Il plurilaureato, e pluripremiato, Andrew Solomon, già candidato al Premio Pulitzer nel 2002 per The Noonday Demon: An Atlas of Depression (tradotto in italiano con il titolo: Il demone di mezzogiorno, depressione: la storia, la scienza, le cure), effettua un’accurata indagine psicologica, basandosi su una serie di interviste a quei genitori i cui figli si allontanano completamente dalle aspettative che essi proiettavano su di loro fin dal concepimento. Lo stesso Solomon ha sperimentato sulla propria pelle cosa significa non rientrare in quell’idea di “normalità” che un genitore vorrebbe sempre veder realizzata: scopertosi omosessuale fin dall’adolescenza, ha faticato non poco per farsi accettare, ma soprattutto per accettare se stesso e non cadere nell’errore di sposare una donna, da lui non amata, pur di creare una parvenza di famiglia normale come i suoi genitori esigevano. Ora è felicemente sposato con un uomo, e insieme stanno allevando un bimbo di quattro anni.

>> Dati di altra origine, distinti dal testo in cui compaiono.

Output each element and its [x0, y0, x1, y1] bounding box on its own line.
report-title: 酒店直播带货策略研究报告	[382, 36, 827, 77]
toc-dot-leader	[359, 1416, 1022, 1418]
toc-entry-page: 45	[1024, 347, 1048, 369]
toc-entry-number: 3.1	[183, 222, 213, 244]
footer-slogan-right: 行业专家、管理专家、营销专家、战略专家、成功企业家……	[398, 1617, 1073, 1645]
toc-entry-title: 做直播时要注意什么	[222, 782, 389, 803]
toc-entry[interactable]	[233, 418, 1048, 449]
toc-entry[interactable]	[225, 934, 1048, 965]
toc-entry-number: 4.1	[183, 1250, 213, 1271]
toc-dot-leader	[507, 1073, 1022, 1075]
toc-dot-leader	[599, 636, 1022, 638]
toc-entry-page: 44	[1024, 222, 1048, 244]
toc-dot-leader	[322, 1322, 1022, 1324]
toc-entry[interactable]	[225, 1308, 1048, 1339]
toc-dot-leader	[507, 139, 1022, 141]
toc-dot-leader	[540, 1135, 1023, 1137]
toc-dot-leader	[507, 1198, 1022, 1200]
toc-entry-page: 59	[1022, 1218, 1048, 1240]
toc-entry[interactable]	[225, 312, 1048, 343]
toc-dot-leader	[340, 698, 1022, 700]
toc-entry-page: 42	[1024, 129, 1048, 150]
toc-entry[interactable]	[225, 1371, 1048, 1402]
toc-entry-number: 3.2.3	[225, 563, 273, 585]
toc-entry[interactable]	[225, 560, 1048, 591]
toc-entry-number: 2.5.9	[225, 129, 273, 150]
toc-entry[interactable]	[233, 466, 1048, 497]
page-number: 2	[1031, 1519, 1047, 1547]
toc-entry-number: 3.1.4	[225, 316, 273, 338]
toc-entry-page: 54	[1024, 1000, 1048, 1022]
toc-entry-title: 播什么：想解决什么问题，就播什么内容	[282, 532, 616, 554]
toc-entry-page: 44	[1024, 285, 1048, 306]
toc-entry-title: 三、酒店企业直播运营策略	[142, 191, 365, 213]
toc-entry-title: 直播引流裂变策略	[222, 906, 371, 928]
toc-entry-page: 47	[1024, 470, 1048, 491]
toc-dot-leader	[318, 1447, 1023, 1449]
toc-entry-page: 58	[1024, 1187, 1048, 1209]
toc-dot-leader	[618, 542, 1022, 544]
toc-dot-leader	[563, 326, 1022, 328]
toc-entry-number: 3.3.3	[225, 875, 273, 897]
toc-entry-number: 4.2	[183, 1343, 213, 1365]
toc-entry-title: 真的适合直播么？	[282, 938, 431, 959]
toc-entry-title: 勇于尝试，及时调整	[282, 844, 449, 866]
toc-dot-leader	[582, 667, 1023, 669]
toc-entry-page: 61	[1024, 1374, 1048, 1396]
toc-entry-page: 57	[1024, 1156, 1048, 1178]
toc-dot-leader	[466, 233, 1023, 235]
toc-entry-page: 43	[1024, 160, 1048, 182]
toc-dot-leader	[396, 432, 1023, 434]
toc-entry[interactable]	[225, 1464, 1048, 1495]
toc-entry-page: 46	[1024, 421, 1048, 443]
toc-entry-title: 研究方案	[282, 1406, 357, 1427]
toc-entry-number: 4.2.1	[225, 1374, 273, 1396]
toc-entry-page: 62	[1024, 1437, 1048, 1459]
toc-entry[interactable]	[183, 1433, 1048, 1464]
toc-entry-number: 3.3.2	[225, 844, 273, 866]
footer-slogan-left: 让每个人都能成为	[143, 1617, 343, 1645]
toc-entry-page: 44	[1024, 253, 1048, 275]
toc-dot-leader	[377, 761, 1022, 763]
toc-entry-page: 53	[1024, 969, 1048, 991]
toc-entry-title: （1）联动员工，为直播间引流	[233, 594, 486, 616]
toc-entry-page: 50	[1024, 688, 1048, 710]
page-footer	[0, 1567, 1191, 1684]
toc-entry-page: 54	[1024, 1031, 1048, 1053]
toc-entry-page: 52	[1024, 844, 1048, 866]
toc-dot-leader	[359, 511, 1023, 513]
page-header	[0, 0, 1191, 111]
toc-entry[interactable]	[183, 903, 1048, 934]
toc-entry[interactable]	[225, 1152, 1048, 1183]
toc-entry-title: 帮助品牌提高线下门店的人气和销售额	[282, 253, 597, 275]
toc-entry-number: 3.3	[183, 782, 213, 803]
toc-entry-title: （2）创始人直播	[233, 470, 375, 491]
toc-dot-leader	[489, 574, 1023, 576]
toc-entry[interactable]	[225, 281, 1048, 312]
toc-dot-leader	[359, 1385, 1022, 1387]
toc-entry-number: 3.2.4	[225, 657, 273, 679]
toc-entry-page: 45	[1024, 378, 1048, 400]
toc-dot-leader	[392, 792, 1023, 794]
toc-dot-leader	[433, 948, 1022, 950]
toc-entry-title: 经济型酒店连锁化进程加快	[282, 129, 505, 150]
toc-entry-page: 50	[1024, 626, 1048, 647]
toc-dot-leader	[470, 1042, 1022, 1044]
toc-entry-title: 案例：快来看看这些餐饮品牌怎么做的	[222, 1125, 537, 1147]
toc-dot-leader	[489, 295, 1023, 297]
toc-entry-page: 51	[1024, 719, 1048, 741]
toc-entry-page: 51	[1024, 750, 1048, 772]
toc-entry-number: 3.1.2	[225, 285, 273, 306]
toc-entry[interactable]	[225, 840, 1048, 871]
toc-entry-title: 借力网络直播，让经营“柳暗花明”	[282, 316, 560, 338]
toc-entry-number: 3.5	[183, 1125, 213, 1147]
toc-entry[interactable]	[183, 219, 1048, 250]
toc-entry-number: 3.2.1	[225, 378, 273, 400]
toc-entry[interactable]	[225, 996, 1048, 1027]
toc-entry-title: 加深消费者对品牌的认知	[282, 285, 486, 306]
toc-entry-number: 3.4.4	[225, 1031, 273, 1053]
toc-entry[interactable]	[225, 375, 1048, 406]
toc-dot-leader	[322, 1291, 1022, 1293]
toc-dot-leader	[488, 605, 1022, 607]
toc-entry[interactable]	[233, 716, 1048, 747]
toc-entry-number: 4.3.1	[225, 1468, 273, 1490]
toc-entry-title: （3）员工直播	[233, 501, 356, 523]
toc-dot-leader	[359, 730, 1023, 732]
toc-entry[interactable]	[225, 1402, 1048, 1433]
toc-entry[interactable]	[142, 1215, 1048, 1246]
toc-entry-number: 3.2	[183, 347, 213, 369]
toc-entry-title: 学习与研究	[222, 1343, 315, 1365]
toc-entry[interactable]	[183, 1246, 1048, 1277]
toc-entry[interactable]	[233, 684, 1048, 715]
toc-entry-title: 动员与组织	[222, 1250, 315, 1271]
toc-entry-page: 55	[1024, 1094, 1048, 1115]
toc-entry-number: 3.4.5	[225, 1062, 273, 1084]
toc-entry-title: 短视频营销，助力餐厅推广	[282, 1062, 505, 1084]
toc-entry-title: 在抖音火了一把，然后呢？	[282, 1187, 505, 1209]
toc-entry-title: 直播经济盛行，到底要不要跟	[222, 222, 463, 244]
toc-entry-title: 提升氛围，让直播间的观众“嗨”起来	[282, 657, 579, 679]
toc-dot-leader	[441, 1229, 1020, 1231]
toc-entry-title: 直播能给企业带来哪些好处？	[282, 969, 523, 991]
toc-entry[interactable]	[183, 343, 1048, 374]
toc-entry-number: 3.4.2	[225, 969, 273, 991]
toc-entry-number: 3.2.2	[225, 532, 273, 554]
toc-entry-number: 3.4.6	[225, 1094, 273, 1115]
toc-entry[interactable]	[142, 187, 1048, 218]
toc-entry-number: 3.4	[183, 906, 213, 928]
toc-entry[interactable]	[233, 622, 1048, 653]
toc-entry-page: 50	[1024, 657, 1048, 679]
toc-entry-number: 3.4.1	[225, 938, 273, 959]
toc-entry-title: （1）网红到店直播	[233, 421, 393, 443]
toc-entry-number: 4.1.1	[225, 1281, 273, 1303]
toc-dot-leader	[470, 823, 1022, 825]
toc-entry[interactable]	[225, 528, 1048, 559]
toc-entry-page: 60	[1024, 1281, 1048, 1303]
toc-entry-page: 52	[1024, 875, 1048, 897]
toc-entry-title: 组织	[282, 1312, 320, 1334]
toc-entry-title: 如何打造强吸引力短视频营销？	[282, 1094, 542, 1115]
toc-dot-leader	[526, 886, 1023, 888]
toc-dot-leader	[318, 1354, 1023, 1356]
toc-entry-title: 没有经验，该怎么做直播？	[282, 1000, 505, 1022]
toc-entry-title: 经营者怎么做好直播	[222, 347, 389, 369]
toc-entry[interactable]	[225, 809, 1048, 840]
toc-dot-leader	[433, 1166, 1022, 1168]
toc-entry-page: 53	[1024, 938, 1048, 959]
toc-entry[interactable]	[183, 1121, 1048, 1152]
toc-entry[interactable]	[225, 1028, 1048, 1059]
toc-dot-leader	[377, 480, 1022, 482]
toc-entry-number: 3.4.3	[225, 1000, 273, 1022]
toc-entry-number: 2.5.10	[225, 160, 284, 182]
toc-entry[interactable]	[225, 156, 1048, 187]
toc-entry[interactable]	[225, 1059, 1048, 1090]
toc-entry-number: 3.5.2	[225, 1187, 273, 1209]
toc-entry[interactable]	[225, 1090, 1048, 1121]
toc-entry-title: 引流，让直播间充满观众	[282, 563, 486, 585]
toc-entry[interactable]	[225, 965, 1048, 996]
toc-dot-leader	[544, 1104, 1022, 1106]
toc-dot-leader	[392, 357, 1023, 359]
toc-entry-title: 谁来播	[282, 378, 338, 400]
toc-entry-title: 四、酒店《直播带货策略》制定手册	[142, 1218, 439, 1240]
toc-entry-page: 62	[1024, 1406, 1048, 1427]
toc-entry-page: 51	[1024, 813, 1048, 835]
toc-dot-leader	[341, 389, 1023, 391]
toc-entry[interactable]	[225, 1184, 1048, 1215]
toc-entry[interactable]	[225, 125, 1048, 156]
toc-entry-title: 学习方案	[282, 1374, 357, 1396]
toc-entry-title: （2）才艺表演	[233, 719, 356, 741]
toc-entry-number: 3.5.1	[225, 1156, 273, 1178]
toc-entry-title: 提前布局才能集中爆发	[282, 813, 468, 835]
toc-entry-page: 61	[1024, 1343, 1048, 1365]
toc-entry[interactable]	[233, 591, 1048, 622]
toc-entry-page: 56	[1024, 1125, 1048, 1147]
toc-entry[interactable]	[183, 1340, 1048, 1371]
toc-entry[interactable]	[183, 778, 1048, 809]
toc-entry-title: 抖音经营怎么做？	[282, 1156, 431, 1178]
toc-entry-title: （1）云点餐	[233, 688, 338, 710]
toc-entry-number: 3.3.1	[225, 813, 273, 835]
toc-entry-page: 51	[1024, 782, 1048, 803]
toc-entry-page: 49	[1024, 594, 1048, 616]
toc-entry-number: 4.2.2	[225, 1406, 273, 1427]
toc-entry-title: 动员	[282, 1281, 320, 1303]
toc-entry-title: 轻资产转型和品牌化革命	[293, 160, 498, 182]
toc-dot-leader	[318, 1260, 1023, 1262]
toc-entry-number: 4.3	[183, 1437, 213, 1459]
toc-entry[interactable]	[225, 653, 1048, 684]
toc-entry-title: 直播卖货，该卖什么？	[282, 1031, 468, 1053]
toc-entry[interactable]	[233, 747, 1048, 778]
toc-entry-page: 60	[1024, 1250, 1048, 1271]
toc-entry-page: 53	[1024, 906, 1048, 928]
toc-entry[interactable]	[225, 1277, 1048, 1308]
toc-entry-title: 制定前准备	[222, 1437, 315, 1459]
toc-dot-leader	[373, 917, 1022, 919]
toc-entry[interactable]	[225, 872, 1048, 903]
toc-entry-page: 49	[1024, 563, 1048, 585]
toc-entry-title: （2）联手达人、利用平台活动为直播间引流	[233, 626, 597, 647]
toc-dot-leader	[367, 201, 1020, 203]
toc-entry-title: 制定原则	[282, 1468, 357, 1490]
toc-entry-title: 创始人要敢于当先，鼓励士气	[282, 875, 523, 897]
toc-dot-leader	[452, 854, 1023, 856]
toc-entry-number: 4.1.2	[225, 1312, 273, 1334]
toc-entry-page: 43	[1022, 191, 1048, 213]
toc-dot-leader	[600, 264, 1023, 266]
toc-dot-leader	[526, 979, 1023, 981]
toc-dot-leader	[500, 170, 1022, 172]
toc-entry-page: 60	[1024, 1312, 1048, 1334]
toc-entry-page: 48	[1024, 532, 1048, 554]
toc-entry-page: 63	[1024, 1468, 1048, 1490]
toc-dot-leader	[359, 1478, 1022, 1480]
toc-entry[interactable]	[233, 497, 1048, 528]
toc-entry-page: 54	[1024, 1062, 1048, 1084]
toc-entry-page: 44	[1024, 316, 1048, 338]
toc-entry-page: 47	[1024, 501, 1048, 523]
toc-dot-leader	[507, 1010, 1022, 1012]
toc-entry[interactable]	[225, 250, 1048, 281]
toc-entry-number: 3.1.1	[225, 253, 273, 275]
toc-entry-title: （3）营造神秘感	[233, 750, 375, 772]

Far from the Tree ha, come punto di partenza, la distinzione tra identità verticale e identità orizzontale. L’identità verticale riguarda quei tratti, anche culturali, che un figlio condivide con la coppia che lo ha concepito: l’etnicità (il colore della pelle coincide generalmente con quello dei genitori), la lingua (intesa come madrelingua, anche se un bambino può nascere bilingue), la religione (in quanto una coppia di cattolici tenderà ad educare il proprio figlio al cattolicesimo, benché egli, in seguito, sia libero di decidere se cambiare religione o rinunciare del tutto alla fede) e la nazionalità (salvo il caso di figli di immigrati). L’identità orizzontale, in compenso, si riferisce a quelle caratteristiche estranee ai propri genitori che avvicinano il bambino a un altro gruppo sociale. Tali elementi distintivi possono essere collegati a delle disabilità fisiche (sordità, nanismo, ecc.), intellettive (autismo, trisomia 21), mentali (schizofrenia, psicopatia), ad un diverso modo di concepire la propria sessualità (transgenderismo, lesbismo, omosessualità), ad episodi di violenza subiti dalla madre durante il concepimento (figli nati in seguito a uno stupro), a particolari talenti o capacità che i genitori non sanno come gestire (vedesi il caso di un bambino prodigio).
Solomon non giudica, ma riporta accuratamente emozioni, sensazioni e sofferenze di coloro che sono quotidianamente in contatto con un essere umano così diverso da loro, eppure così simile, che ha tanto da insegnargli sull’amore e sulla vita. Il primo passo, secondo l’autore, è riconoscere che la diversità non è una vergogna, ma una caratteristica di cui fare tesoro per imparare a migliorare noi stessi e gli altri.
Concludendo, si può affermare che mentre Un anno (1) – Primavera si focalizza sull’esperienza diretta di Capucine e sul suo modo di percepire gli altri, Far from the Tree prende in esame chi si trova indirettamente coinvolto nella situazione. Letti assieme, i due testi si completano l’un l’altro costituendo un’utile bibliografia sull’argomento.